イスラエルの中から
グッシュ・シャロームのサイトによると、ヤシン師暗殺があった22日にはイスラエル人たちの自発的な抗議行動がイスラエル国防省の前で行われた。参加者は「シャロンは退陣を」とか「シャロン、お前は私たちの命をもてあそんでいる」とか書かれたプラカードを持っていたようだ。マアリヴ紙の世論調査によると、今回の暗殺を支持するイスラエル人は61%。隔離壁の支持率に比べれば、少しだけ低い(こちらは72%だったっけな)。だけれど、見逃せないのは、アラファトの暗殺を支持する人が43%もいることだ。冷静になれんのね。。そんなことをすれば、アラファトは神格化されるし、パレスチナはさらに暴力的な抵抗にでることになってしまうのに。
BBCのサイトにヤシン師暗殺についての読者コメントがたくさん載せられていた。ま、支持、批判それぞれで、支持しているのはやはりイスラエル人が多い。でも、そうじゃないのもあった。象徴的な2つを紹介してみる。
Sharon probably thinks that he has sent Yasin to Hell today. In fact Sharon just brought Hell nearer to us all.
Regev Nathansohn, Tel-Aviv, Israel
(シャロンはヤシンを今日、地獄に送ったと思っているだろう。だが、実際には、シャロンは我々みんなのすぐ近くに地獄を運んできただけなんだ。
レゲヴ・ナサンソーン テル・アビブ イスラエル)
Israel is doing the right thing by trying to weaken the terrorist groups. Only this way can we really have peace with the future Palestinian state. They must also know that terror doesn\'t pay out in the long run.
Eva Klein, Israel
(イスラエルはテロリスト・グループを弱体化させようと努めたことで正しいことをしたわ。唯一、このやり方だけで、私たちは未来のパレスチナ国家と平和を結ぶことが本当にできる。連中はまたテロが結果的には釣り合うものじゃないってことをわからないといけないわ。
エヴァ・クレイン イスラエル)
http://news.bbc.co.uk/2/hi/talking_point/3556139.stm
Yassin killing: Will violence increase?/BBC Have your say
はふぅ。後者の人は典型的なイスラエル政府型の思考の人。こういう人がイスラエルの様々な政策を支えているんだろうな。不思議なのは、暗殺などの手段が本当に平和をもたらすと信じているところ。すっごく自分に都合のいい「平和」なんじゃないのか?と言いたくなる。と、同時に前者のように冷静な人もいる。こういう声が大きくならないとね…。
さて、本当にシャロンのやりたいことは何なのだろう?グッシュ・シャロームは「シャロンの言うことを聞くな。やることを見よ」という宣伝を数週間前に出していたけれど、本当にその通り。
「ガザからの入植地撤退」と言いながら、コレ、だもんね。いちおう、ガザからの撤退後にハマスなどの勢力が伸張しないように、ということが暗殺の背景にあると、あちこちで言われているけれど、それはどうも違うような気がしてならない。現実的にハマスの軍事部門を弱体化させたければ、闘う理由がなくなることが一番早い。攻撃をすればするほど、闘う意志は強くなる。武装闘争に入っていく者だって後を絶たない。
いくら何でもそんなことくらいはわかるよね。(いや、アブネリが書いていたように、本当にオバカさんでわからない、ってこともあり得るのかな?)
私が気になっているのは、イスラエルの方向性が混沌としていること。
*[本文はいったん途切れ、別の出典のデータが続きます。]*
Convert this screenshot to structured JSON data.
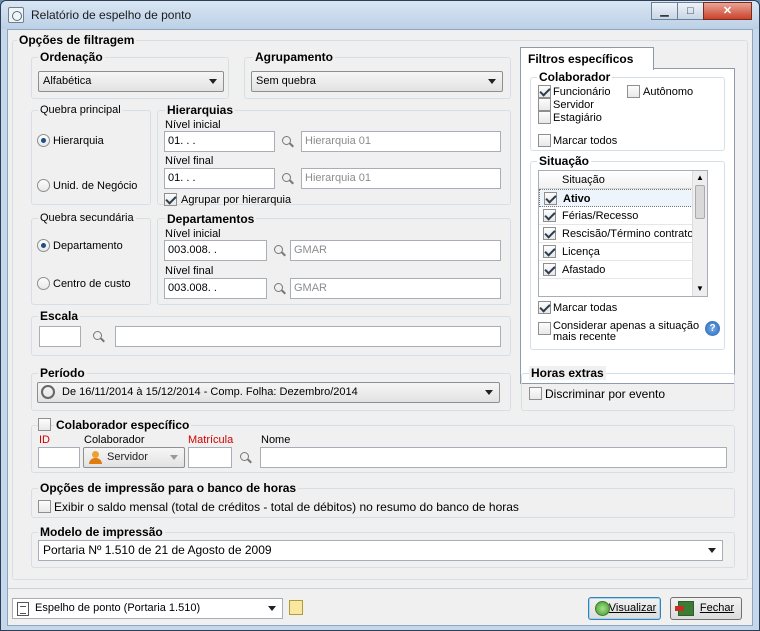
{
  "window": {
    "title": "Relatório de espelho de ponto"
  },
  "filters": {
    "title": "Opções de filtragem",
    "ordenacao": {
      "label": "Ordenação",
      "value": "Alfabética"
    },
    "agrupamento": {
      "label": "Agrupamento",
      "value": "Sem quebra"
    },
    "quebra_principal": {
      "label": "Quebra principal",
      "options": [
        "Hierarquia",
        "Unid. de Negócio"
      ]
    },
    "hierarquias": {
      "label": "Hierarquias",
      "inicial_label": "Nível inicial",
      "inicial_code": "01.   .   .",
      "inicial_desc": "Hierarquia 01",
      "final_label": "Nível final",
      "final_code": "01.   .   .",
      "final_desc": "Hierarquia 01",
      "agrupar": "Agrupar por hierarquia"
    },
    "quebra_secundaria": {
      "label": "Quebra secundária",
      "options": [
        "Departamento",
        "Centro de custo"
      ]
    },
    "departamentos": {
      "label": "Departamentos",
      "inicial_label": "Nível inicial",
      "inicial_code": "003.008.   .",
      "inicial_desc": "GMAR",
      "final_label": "Nível final",
      "final_code": "003.008.   .",
      "final_desc": "GMAR"
    },
    "escala": {
      "label": "Escala"
    }
  },
  "specific": {
    "tab": "Filtros específicos",
    "colaborador": {
      "label": "Colaborador",
      "funcionario": "Funcionário",
      "autonomo": "Autônomo",
      "servidor": "Servidor",
      "estagiario": "Estagiário",
      "marcar": "Marcar todos"
    },
    "situacao": {
      "label": "Situação",
      "header": "Situação",
      "rows": [
        "Ativo",
        "Férias/Recesso",
        "Rescisão/Término contrato",
        "Licença",
        "Afastado"
      ],
      "marcar": "Marcar todas",
      "considerar": "Considerar apenas a situação",
      "considerar2": "mais recente"
    }
  },
  "periodo": {
    "label": "Período",
    "value": "De 16/11/2014 à 15/12/2014 - Comp. Folha: Dezembro/2014"
  },
  "horas": {
    "label": "Horas extras",
    "discriminar": "Discriminar por evento"
  },
  "colab_esp": {
    "label": "Colaborador específico",
    "id": "ID",
    "colaborador": "Colaborador",
    "matricula": "Matrícula",
    "nome": "Nome",
    "tipo": "Servidor"
  },
  "banco": {
    "label": "Opções de impressão para o banco de horas",
    "exibir": "Exibir o saldo mensal (total de créditos - total de débitos) no resumo do banco de horas"
  },
  "modelo": {
    "label": "Modelo de impressão",
    "value": "Portaria Nº 1.510 de 21 de Agosto de 2009"
  },
  "footer": {
    "report": "Espelho de ponto (Portaria 1.510)",
    "visualizar": "Visualizar",
    "fechar": "Fechar"
  },
  "colors": {
    "titlebar": "#c5d7ea",
    "accent": "#1d5fb4",
    "required": "#d40000"
  }
}
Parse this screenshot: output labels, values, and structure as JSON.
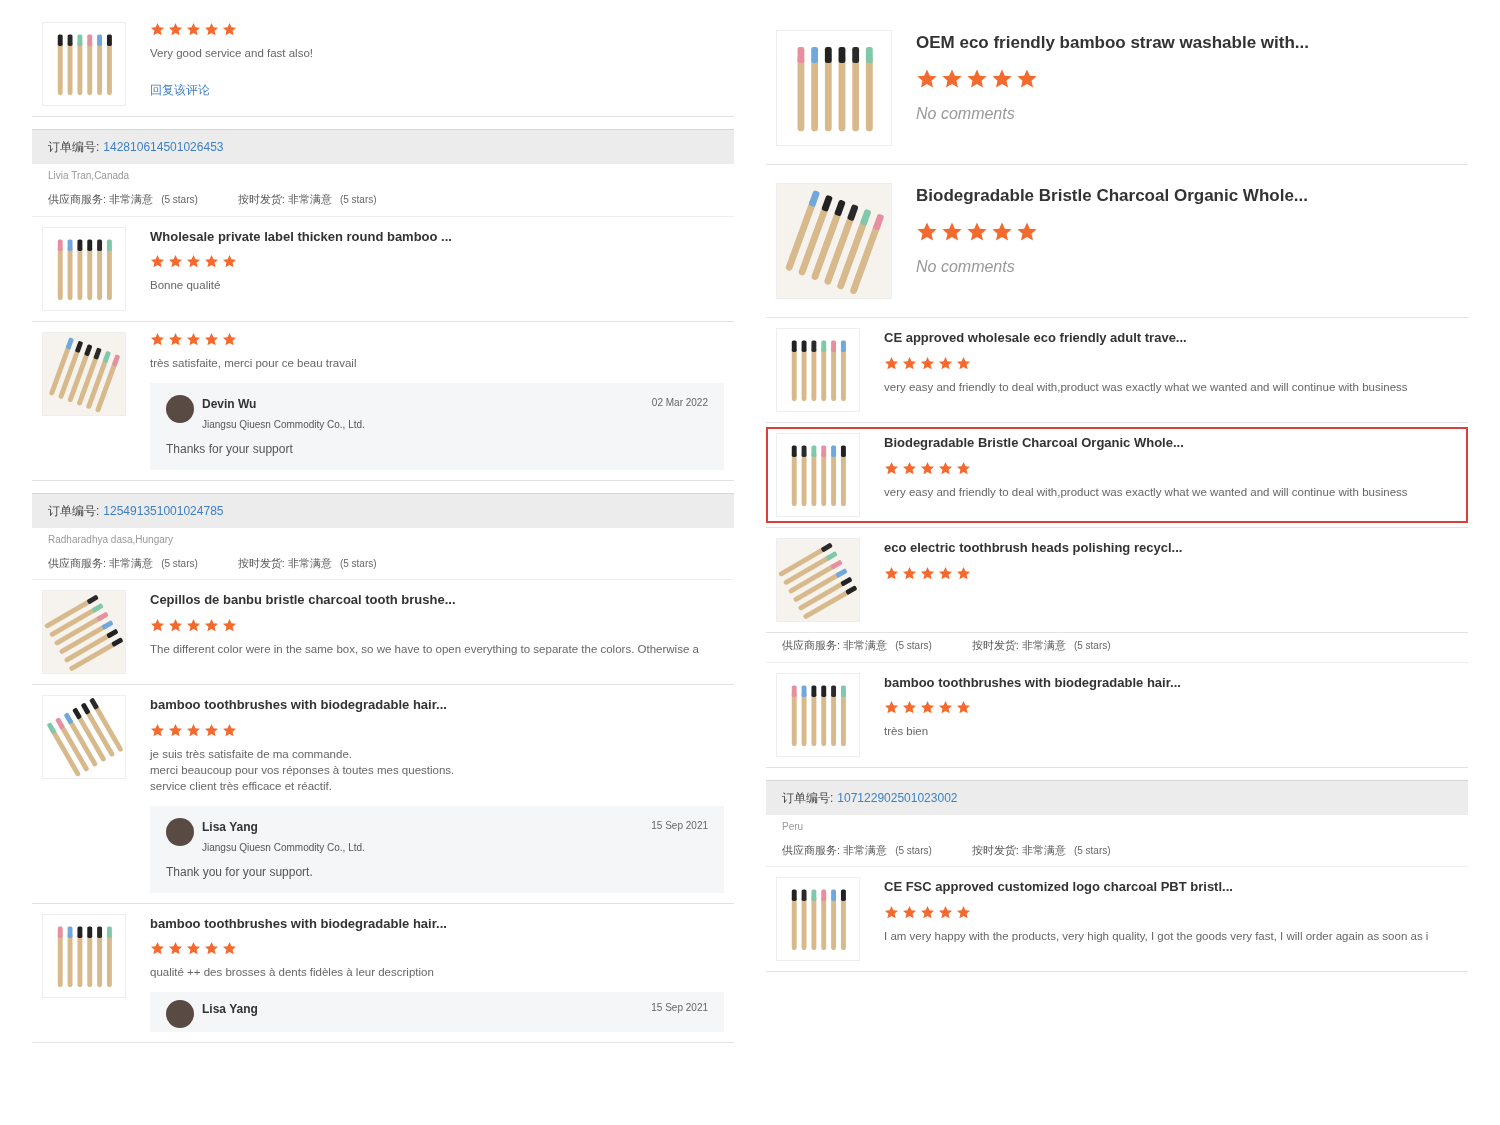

パレスチナ独立国家を認めて、とにかく2つの国にしましょう、というのが本気ではないとハッキリしている(あんなふうに「壁」を作って、それはあり得ない)し、このまま、占領下に置いておくと2020年だかにはパレスチナ人の人口がイスラエル人を上回ってしまうという、ユダヤ人国家としての存亡の「危機」もある。そーゆー意味では(好きなようにやっているようでいて)四面楚歌だとも言っていい。
そんなときに、「最終解決」としての「移住」(パレスチナ人の追放)ということがどこかで企まれていないか、それが気になってしようがない。